Black Friday (2004)
9/10
Well worth seeing...and based on a true event
28 June 2017
Warning: Spoilers
This film begins with the famous Gandhi quote "An eye for an eye only ends up making the whole world blind".

In 1993, a series of 12 bombs went off during Ramadan all over Mumbai (Bombay) which killed 257 people (thought the film often says it's 300 plus). This film is about this event as well as the subsequent police investigation of it. It's all based on true events but is rather critical of the police, and as a result the film was banned in India for two years before the government eventually allowed its release.

The film begins with a man under arrest pleading for the police to believe him that a group was planning on burning the Mumbai Stock Exchange.

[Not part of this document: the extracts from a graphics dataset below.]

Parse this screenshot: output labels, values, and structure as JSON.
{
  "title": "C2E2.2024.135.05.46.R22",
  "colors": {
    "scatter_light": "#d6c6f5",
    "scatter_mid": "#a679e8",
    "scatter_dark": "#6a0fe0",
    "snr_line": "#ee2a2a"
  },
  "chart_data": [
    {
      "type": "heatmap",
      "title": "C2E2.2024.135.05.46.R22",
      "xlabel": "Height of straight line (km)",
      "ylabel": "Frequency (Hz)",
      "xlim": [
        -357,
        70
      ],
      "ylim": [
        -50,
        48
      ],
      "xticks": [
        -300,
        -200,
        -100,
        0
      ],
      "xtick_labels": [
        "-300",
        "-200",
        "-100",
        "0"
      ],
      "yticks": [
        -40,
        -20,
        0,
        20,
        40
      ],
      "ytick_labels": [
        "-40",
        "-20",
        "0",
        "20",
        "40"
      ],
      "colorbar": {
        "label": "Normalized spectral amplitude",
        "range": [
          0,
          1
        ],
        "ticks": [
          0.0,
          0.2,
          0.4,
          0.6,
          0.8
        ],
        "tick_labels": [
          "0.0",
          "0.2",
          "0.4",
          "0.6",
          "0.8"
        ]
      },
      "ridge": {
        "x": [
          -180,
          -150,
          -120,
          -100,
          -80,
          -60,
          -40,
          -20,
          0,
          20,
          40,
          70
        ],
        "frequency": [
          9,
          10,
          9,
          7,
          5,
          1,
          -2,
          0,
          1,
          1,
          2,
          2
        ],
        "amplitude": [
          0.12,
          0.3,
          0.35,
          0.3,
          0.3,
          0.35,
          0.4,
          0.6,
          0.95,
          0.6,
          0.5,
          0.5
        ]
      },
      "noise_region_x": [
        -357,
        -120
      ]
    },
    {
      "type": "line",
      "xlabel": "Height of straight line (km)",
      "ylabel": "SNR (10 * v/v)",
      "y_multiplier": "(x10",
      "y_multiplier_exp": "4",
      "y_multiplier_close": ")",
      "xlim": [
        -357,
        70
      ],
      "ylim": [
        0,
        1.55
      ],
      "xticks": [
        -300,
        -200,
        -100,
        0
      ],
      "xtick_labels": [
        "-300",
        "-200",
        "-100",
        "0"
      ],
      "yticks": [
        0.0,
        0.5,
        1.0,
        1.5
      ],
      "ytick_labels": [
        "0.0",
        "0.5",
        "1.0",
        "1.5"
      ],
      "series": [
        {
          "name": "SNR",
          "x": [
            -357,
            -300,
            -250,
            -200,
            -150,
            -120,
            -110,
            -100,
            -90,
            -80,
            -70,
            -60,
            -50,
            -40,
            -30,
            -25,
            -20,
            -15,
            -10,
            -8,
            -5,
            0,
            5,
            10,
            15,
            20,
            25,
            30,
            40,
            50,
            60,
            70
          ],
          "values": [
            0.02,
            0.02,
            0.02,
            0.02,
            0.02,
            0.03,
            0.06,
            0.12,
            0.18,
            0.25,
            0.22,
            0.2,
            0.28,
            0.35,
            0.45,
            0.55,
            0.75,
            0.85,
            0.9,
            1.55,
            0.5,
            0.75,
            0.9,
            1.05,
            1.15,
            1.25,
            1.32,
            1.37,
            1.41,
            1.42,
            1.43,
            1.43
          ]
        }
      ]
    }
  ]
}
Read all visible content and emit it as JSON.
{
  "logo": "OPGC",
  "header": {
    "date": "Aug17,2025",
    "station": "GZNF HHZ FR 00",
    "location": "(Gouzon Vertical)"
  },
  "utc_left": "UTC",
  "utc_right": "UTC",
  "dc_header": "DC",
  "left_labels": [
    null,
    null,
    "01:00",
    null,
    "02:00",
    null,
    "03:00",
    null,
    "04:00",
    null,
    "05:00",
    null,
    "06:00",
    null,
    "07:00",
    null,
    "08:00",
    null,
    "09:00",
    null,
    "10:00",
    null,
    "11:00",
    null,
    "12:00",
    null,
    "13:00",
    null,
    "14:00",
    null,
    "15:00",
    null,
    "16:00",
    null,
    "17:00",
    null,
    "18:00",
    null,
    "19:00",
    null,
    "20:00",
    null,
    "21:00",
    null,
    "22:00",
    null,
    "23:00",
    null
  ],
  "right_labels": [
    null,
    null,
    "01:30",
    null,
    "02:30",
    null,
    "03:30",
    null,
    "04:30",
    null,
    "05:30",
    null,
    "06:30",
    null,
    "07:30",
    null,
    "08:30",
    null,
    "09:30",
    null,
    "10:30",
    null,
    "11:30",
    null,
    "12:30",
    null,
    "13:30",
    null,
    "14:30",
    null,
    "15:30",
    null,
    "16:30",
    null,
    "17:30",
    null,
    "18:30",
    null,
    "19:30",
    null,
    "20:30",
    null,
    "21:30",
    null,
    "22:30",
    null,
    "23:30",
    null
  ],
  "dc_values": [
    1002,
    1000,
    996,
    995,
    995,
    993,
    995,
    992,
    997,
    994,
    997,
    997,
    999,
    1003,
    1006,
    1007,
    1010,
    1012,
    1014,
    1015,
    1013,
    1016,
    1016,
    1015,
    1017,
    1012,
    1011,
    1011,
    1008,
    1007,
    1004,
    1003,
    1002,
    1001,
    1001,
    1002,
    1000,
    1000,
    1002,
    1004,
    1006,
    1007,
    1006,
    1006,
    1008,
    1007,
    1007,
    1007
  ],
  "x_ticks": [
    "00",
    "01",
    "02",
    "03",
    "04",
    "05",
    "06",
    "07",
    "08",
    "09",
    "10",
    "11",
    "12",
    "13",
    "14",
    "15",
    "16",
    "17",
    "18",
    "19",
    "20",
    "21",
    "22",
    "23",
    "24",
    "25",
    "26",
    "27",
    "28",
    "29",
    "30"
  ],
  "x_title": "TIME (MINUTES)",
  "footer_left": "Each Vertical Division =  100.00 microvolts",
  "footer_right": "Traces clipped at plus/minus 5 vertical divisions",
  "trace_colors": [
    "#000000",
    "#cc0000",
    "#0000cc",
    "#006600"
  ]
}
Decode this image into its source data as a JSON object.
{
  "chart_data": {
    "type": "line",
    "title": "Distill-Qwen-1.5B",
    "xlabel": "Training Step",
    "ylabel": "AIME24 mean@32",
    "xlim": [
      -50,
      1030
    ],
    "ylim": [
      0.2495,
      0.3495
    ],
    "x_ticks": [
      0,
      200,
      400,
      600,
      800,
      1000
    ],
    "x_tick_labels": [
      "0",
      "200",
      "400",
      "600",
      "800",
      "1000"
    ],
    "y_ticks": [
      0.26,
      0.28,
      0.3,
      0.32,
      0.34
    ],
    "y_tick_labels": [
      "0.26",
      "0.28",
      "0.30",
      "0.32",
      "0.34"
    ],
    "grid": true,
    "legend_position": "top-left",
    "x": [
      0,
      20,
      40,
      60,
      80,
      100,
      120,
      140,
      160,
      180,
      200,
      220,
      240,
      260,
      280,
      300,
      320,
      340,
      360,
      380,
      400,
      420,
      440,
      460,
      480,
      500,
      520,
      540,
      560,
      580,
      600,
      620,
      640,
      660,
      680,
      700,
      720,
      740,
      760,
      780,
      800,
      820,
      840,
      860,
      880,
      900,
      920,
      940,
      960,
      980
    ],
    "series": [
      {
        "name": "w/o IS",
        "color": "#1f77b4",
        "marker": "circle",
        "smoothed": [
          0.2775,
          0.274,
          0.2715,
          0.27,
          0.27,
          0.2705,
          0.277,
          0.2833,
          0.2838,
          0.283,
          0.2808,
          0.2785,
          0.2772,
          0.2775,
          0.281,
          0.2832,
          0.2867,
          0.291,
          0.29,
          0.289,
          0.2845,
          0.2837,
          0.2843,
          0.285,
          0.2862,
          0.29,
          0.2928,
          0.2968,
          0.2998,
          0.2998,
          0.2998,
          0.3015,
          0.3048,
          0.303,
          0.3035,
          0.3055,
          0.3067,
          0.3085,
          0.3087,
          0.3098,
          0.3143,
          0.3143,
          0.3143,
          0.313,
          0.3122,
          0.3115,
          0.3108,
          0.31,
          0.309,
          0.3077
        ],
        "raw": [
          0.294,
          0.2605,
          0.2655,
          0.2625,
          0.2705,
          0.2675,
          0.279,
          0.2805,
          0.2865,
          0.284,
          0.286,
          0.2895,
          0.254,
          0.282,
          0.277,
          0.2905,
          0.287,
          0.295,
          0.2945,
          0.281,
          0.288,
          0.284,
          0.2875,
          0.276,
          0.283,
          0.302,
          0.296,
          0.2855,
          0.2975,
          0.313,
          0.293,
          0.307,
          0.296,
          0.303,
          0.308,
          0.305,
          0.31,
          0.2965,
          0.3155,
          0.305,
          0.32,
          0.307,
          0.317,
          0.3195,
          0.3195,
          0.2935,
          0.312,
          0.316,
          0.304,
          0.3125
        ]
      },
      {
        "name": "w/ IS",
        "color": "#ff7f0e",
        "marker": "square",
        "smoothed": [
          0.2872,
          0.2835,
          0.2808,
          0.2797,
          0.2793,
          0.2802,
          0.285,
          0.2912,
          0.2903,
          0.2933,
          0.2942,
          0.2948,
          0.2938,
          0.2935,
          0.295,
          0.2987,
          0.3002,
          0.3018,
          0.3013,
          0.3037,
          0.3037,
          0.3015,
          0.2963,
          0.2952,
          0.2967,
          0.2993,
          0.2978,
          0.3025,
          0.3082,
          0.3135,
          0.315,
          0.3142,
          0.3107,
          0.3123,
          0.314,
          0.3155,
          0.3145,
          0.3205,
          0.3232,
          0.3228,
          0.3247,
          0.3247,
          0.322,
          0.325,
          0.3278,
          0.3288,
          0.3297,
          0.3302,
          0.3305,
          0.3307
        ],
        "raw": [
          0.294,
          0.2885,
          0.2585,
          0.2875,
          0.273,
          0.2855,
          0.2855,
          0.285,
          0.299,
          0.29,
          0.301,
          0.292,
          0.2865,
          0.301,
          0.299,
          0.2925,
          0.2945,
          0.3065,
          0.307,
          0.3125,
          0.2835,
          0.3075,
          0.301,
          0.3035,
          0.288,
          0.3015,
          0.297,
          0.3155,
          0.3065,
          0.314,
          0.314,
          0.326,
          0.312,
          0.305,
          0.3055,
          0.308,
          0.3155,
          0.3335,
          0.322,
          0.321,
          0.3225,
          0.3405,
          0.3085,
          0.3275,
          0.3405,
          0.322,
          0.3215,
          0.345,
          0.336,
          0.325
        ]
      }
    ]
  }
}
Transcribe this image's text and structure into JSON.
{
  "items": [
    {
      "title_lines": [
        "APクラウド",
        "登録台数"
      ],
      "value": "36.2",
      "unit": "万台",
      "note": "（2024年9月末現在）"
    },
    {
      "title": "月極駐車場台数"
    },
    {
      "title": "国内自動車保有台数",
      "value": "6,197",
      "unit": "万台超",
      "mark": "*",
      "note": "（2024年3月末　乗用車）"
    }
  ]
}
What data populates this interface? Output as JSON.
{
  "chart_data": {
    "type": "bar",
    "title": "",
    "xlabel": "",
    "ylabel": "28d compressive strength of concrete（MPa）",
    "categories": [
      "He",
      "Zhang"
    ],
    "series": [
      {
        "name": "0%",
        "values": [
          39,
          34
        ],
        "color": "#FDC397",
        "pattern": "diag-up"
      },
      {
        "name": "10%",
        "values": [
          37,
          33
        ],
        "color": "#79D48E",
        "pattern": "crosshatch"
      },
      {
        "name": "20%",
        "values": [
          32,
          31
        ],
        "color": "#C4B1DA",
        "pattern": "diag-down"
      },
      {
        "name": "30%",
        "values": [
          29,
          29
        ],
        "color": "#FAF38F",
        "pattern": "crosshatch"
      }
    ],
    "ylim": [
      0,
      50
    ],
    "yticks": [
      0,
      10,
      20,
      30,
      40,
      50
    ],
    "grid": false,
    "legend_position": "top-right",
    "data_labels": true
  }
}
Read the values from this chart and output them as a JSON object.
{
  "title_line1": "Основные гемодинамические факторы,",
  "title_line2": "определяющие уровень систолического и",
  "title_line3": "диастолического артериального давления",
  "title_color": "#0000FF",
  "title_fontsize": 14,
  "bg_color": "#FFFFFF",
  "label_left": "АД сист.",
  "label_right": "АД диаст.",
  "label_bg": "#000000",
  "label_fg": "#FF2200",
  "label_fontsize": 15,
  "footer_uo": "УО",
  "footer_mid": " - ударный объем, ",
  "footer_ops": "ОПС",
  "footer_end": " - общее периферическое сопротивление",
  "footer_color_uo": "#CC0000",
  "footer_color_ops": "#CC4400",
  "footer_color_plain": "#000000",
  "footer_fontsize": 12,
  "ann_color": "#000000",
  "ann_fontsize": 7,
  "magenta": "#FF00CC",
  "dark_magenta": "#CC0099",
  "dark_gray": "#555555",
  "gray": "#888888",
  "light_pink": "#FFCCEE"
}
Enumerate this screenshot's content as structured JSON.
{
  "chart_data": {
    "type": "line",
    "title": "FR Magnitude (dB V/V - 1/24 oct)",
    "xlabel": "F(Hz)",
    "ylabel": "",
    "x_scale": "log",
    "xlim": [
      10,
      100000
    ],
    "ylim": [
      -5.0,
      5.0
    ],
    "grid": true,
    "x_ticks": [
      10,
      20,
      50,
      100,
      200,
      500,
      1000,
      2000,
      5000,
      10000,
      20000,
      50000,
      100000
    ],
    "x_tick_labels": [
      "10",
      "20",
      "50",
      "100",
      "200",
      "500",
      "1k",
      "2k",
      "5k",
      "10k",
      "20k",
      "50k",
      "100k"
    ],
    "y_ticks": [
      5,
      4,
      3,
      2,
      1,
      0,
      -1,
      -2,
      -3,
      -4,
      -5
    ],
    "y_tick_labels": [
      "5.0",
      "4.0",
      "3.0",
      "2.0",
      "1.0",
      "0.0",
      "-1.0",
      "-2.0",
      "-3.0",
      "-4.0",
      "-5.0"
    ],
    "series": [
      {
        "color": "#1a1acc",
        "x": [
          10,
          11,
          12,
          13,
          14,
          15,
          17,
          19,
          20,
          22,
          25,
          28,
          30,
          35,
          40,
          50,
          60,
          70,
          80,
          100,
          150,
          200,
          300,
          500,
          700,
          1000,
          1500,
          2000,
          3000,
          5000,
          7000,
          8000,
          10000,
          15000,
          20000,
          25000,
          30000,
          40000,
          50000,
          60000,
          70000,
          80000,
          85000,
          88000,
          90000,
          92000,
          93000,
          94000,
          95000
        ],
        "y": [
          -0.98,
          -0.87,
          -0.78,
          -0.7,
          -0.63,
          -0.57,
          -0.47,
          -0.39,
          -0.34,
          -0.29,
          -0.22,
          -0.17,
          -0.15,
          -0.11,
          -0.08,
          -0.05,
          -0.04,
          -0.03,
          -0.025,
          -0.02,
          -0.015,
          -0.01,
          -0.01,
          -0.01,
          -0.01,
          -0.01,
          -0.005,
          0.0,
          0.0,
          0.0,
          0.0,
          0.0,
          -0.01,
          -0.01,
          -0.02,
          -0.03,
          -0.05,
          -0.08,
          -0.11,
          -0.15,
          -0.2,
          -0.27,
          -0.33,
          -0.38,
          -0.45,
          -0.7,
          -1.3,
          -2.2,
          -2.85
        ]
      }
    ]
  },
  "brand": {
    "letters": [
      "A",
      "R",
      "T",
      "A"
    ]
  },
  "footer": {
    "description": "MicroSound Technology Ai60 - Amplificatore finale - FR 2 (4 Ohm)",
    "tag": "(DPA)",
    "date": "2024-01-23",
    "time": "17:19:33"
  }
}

Foolishly, the police just dismiss this and soon you see bombs detonating all over the city. All this occurs in the first few minutes of the film and what follows is a step by step documentary style investigation. How the police captured and interrogated suspects (and tortured them in some), how the mastermind of the bombings abandoned his minions and how the events are all in context, as this springs from previous attacks in which hundreds of Muslims were murdered--and this makes the quote from Gandhi at the beginning of the film quite appropriate.

Overall, this is a very hard film to watch in places (such as the scene where the police use a hammer on one suspect's hand) but is also very well made and unflinching. And, unlike a typical Bollywood film, it lacks the song and dance numbers and just concentrates on telling the story.

By the way, I did some checking and as of today, one ringleader was arrested and sentenced to death (he was executed two years ago). Two main ringleaders are still being sought by the Indian government.